Von Reims aus erreicht man schnell das erste Teilgebiet der Champagne, die Montagne de Reims zu der man im Westen der Stadt das Massif de Saint Thierry zählt. Die Montagne selbst zieht sich vom Südwesten der Stadt nach Osten und dann in einem Bogen nach Süden. Der Südwesten der Montagne ist durch Ton und Kieselsand geprägt, der Bogen hin zur Marne besteht in der oberen Bodenschicht aus Kreide und Mischgestein, eine Formation, die dem östlichen Teil des Marnetals und der Côte de Blancs nicht unähnlich ist. Die Montagne de Reims ist dabei das vielleicht uneinheitlichste Gebiet unter den Teilgebieten der Champagne. Sowohl die Bodenformationen der knapp 7.000 Hektar wechseln, als auch die Rebsorten und deshalb kann man hier kaum von einer Einheitlichkeit sprechen, wie die Côte de Blancs sie beispielsweise hat. In der Montagne de Reims finden sich alle wichtigen Rebsorten der Champagne und je nach Ort dominieren unterschiedliche Rebsorten.

Massif de Saint-Thierry
Wenige Kilometer außerhalb der Stadtgrenze Richtung Westen liegt das Massif de Saint-Thierry mit den Orten Prouilly, Chenau und Merfy. Dieser Bereich war schon im Mittelalter bekannt für seine Weine – wenn es auch Stillweine waren. Heute gibt es vergleichsweise viel Meunier, der Boden ist von Ton, Kiesel und Sand geprägt. Erwähnenswert sind hier vor allem Chartogne-Taillet und Francis Boulard & Fille. Beide Häuser wenden sich zunehmend dem biologischen und biodynamischen Anbau zu bzw. praktizieren ihn bereits.
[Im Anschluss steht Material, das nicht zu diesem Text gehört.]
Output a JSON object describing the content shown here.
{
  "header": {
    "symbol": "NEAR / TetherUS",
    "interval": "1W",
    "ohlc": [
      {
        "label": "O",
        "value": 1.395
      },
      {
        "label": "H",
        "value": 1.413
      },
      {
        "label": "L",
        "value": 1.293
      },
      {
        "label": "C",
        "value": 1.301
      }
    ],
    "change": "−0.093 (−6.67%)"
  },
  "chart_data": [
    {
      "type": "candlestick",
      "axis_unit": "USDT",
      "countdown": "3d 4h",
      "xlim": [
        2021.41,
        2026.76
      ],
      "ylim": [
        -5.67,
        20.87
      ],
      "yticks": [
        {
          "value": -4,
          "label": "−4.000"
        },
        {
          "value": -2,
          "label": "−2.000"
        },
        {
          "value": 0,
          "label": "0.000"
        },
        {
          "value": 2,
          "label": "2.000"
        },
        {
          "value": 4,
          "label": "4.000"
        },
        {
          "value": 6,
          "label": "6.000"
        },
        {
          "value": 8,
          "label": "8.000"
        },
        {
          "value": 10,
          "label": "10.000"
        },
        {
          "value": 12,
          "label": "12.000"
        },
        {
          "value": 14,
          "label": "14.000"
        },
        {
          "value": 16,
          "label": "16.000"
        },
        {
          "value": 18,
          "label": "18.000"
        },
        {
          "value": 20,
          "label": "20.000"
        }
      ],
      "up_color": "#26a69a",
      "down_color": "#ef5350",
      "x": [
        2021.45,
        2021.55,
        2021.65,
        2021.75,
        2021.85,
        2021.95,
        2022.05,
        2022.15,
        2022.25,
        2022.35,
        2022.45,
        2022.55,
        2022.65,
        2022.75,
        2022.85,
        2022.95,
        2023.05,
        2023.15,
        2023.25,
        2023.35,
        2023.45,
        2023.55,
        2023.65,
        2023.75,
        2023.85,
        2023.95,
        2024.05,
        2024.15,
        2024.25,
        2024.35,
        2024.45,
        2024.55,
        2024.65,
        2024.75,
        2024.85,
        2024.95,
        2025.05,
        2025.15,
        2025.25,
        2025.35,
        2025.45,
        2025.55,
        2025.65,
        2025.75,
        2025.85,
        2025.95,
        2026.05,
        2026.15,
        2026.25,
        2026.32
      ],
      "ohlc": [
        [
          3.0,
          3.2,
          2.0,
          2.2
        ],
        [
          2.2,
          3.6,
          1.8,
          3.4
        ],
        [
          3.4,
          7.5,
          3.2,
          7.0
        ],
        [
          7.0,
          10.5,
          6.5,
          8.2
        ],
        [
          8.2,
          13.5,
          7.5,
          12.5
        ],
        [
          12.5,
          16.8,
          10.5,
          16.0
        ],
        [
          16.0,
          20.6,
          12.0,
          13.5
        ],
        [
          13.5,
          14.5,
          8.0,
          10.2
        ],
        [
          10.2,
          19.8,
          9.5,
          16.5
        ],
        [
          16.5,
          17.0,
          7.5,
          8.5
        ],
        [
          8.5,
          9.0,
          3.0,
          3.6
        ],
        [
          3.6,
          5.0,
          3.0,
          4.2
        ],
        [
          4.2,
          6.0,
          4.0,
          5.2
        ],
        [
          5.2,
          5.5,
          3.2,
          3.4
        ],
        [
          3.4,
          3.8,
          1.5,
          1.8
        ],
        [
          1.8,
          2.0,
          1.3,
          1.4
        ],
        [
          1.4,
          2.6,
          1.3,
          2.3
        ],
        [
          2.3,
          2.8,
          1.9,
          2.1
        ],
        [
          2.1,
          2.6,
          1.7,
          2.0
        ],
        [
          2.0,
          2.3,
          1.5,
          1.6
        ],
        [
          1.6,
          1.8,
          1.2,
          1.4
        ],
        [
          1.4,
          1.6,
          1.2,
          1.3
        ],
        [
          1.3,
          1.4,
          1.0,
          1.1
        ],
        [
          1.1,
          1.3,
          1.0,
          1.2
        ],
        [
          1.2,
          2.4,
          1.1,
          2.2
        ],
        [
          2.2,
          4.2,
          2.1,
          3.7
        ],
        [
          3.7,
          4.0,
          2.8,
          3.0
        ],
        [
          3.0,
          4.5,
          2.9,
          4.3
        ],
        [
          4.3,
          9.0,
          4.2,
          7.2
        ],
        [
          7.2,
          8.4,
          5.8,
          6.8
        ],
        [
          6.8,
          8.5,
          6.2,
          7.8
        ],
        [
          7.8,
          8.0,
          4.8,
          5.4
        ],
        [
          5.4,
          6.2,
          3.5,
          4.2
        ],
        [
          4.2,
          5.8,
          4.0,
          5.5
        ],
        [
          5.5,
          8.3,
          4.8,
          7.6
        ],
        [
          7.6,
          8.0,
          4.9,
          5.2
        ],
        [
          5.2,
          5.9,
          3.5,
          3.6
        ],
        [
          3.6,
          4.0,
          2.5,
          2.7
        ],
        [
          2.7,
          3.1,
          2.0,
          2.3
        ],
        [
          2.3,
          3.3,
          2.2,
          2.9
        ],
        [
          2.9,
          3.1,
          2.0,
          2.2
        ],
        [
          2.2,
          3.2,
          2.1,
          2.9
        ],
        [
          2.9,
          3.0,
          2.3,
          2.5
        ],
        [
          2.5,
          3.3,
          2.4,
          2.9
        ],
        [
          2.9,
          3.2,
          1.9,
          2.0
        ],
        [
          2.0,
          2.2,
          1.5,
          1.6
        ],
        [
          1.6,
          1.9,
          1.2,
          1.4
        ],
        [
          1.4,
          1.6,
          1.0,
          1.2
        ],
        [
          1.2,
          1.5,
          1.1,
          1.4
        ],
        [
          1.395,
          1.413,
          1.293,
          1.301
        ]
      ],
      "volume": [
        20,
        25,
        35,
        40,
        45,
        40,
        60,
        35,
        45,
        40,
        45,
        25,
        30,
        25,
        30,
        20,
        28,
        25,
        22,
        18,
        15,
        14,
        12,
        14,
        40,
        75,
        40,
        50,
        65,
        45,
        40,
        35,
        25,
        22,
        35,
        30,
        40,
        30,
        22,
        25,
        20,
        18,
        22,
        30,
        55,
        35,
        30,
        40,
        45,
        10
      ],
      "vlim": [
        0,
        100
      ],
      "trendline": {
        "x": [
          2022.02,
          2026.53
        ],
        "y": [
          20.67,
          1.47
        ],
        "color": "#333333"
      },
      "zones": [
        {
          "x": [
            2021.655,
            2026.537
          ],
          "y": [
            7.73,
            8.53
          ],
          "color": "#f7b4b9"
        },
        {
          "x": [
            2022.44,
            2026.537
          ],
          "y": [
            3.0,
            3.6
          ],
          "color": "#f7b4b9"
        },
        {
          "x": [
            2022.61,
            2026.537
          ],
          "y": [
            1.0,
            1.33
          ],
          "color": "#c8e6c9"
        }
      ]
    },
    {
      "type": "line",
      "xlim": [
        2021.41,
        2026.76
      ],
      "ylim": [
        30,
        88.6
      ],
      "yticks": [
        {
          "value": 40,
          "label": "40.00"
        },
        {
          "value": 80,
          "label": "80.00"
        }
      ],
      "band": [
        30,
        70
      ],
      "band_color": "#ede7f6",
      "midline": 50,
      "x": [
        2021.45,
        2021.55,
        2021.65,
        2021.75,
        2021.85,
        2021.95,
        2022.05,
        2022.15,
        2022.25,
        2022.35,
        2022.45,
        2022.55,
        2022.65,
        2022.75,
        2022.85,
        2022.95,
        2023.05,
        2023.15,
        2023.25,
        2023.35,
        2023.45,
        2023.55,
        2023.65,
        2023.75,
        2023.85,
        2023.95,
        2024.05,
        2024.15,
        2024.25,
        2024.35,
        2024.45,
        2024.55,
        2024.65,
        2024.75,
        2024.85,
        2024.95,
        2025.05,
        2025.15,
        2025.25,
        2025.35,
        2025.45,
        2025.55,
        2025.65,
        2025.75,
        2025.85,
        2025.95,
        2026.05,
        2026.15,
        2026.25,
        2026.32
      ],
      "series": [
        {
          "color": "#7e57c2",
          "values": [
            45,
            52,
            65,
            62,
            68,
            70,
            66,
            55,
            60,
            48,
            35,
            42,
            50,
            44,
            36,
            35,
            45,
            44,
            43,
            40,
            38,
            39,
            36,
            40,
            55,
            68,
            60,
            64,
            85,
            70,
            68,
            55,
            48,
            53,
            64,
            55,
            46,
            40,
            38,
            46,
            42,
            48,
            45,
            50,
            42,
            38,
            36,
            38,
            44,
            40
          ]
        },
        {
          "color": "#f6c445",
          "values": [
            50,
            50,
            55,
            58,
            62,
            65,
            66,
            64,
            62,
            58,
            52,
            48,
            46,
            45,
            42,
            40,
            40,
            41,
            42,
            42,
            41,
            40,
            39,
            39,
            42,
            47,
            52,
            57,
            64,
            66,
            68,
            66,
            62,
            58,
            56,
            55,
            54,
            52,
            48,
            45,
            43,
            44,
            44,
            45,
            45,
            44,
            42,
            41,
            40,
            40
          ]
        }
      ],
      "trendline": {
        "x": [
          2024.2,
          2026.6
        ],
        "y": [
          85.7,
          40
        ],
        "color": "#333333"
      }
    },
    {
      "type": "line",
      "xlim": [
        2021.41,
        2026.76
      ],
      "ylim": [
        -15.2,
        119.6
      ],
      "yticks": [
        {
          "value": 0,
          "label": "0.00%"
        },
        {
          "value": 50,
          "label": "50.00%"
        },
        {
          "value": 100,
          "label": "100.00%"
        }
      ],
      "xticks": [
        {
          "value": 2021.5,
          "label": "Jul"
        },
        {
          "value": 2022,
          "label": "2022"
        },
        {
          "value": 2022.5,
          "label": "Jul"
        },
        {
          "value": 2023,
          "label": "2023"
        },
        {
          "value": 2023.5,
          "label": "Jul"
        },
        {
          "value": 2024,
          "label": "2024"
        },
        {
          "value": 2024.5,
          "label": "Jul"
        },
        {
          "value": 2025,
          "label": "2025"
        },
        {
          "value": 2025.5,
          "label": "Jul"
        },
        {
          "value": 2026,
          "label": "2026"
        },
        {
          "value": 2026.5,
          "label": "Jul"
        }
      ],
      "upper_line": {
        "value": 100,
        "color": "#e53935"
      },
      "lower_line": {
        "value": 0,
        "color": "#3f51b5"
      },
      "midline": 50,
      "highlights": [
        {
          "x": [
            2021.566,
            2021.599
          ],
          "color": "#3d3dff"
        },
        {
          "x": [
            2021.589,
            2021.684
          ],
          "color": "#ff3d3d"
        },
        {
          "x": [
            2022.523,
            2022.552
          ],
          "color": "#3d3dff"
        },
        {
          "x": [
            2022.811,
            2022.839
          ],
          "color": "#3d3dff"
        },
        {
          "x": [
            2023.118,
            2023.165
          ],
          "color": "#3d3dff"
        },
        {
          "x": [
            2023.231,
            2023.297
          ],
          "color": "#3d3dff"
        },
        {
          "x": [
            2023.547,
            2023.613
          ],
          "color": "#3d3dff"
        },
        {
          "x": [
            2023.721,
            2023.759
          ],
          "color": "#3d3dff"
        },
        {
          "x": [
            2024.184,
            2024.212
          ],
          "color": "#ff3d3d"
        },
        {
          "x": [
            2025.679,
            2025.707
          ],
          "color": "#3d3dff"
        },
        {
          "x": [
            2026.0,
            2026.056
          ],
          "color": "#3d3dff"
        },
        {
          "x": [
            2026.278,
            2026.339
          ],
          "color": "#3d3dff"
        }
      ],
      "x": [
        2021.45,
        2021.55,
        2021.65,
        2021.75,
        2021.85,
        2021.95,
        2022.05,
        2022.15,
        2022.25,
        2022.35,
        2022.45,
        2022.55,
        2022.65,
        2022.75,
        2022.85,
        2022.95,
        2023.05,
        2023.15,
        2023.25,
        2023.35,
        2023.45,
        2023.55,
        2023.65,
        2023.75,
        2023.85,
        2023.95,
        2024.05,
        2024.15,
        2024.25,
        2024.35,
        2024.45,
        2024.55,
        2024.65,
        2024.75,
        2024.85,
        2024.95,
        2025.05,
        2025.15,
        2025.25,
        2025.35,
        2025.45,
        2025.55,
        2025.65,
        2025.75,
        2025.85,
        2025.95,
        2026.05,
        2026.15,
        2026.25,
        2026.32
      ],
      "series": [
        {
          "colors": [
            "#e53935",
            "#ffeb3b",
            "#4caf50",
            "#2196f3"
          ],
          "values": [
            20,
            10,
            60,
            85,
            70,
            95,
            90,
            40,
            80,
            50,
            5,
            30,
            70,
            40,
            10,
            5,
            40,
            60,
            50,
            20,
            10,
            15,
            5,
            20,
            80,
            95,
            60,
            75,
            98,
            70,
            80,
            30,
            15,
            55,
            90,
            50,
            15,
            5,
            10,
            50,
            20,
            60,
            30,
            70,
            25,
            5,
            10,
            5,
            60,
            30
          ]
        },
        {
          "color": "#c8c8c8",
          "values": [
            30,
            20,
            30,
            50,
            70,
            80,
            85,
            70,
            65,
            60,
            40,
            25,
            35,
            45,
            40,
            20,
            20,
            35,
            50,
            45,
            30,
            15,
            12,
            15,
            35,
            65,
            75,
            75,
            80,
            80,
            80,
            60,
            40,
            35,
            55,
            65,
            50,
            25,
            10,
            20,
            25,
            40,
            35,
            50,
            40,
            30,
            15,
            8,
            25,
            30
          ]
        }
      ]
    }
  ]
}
Foto links: © Chartogne, Foto rechts: © Jean-Paul Peireault, Collection CIVC

Foto links: © Chartogne, Foto rechts: © Jean-Paul Paireault, Collection CIVC

Alexandre Chartogne setzt in seiner Arbeit schon seit Jahren auf den Ausbau von Einzellagen und Parzellen. Diese Lieut-Dit Champagner werden normalerweise reinsortig ausgebaut und spiegeln spezielle Böden hervorragend wieder. Empfohlen seien hier folgende Weine: Les Barres – Meunier und Pinot Noir auf dunklem Sand mit Kreideuntergrund, Les Allies – mehr als 50 Jahre alter Meunier auf schwarzem Sand und steinigem Boden, Les Orizeaux – 60 Jahre alter Pinot auf braunem Sand mit Kalk und Kreide sowie der Chemin de Reims – Chardonnay auf Kalkstein. Auf seiner Website kann man übrigens alle seine Lagen erkunden und erhält Informationen zum Rebbestand.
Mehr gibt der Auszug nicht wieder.